Es más, cuando termina la disertación del experto se abre ‘un tiempo para preguntas’. Es decir, y ahora quienes no saben, formulan preguntas al único que sabe. No es verdad. Estoy seguro de que el experto tiene muchas preguntas y de que los asistentes tienen capacidad y conocimientos para dar respuestas. Por eso a mí me gusta más hablar de intervenciones. Puede haber preguntas, claro. Pero también discrepancias, sugerencias, aclaraciones, aportaciones y comentarios de los asistentes.

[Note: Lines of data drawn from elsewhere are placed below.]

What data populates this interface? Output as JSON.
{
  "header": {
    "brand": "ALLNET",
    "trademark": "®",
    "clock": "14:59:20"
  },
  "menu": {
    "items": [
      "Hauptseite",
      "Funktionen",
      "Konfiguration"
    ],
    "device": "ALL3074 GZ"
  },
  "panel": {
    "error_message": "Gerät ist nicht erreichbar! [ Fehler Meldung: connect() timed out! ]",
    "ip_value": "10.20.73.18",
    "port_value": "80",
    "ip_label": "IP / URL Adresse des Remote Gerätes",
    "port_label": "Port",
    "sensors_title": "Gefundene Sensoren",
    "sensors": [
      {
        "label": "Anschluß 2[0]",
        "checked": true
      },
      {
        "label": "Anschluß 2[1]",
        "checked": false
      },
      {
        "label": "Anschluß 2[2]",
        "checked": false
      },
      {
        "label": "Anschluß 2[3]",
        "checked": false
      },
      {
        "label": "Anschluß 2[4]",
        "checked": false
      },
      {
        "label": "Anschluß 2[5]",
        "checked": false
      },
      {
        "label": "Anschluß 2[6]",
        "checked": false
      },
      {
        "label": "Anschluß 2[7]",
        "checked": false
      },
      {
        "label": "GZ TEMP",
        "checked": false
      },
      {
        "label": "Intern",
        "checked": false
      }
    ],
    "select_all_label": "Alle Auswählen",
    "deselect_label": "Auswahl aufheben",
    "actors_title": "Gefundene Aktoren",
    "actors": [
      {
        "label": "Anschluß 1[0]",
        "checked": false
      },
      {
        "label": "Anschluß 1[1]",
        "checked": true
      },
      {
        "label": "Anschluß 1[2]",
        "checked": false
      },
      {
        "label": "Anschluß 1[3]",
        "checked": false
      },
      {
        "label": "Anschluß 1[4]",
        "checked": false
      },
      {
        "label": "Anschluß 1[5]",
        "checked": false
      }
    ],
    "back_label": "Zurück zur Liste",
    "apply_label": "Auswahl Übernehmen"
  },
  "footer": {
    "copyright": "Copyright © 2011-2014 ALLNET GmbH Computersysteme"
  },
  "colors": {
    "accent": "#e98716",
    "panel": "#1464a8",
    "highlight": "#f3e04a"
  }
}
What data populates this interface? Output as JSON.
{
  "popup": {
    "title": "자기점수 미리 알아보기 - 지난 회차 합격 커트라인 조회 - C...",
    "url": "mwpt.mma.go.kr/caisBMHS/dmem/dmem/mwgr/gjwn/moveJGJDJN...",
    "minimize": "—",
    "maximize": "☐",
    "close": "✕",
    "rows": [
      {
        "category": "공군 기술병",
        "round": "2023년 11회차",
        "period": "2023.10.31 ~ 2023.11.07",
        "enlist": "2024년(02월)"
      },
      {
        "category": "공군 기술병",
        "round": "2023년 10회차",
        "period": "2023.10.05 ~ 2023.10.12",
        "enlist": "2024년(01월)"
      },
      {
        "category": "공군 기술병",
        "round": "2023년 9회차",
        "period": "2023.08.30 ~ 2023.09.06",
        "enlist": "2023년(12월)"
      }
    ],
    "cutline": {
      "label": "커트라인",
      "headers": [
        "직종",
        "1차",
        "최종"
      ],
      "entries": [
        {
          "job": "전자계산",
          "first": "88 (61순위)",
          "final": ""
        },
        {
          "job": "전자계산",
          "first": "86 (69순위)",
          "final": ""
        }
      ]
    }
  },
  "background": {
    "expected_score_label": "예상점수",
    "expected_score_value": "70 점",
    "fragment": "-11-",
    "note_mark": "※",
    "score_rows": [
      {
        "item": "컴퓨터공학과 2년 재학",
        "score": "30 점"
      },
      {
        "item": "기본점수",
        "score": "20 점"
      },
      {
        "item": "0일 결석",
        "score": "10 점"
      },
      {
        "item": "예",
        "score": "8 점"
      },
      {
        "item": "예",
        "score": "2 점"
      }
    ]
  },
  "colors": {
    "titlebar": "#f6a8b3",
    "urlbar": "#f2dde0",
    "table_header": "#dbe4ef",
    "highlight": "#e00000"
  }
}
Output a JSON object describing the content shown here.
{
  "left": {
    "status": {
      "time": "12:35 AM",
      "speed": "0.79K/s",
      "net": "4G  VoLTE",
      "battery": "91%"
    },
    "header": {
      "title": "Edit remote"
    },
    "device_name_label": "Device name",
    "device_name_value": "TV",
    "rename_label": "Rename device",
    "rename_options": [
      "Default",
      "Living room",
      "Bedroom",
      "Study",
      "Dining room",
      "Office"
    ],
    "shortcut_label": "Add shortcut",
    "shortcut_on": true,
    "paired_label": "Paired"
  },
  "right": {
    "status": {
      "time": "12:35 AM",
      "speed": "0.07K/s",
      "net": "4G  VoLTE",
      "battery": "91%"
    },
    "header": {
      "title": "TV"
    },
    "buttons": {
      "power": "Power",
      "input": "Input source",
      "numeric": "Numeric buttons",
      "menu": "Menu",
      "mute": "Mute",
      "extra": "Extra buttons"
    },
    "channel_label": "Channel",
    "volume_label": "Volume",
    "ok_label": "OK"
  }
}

He dicho todo lo que precede porque acabo de participar en el Congreso Internacional de Educación para un mundo globalizado: sostenibilidad, inclusión y justicia social, organizado por la Pontificia Universidad Católica de Valparaíso, celebrado los días 13 y 14 del presente mes de octubre. Y puedo dar fe de muchos aprendizajes que he realizado durante esos días en conversaciones con los docentes y con los estudiantes de Pedagogía. El conocimiento no solo circula de modo descendente. Me gusta decir que las personas inteligentes aprenden siempre y que las otras tratan de enseñar a todas horas. Los profesores tenemos muchas cosas que aprender y los alumnos tienen muchas cosas que enseñar. Mi primer libro (del año 1980) se titula así: ‘Yo te educo, tú me educas’. Creo que todos tendríamos que circular por la vida con la L de aprendices que llevan en el coche quienes están comenzando a conducir. A medida que vamos aprendiendo nos vamos dando cuenta de lo mucho que ignoramos. Nicolás de Cusa hablaba de la docta ignorancia. Los sabios suelen ser humildes y los ignorantes suelen ser petulantes.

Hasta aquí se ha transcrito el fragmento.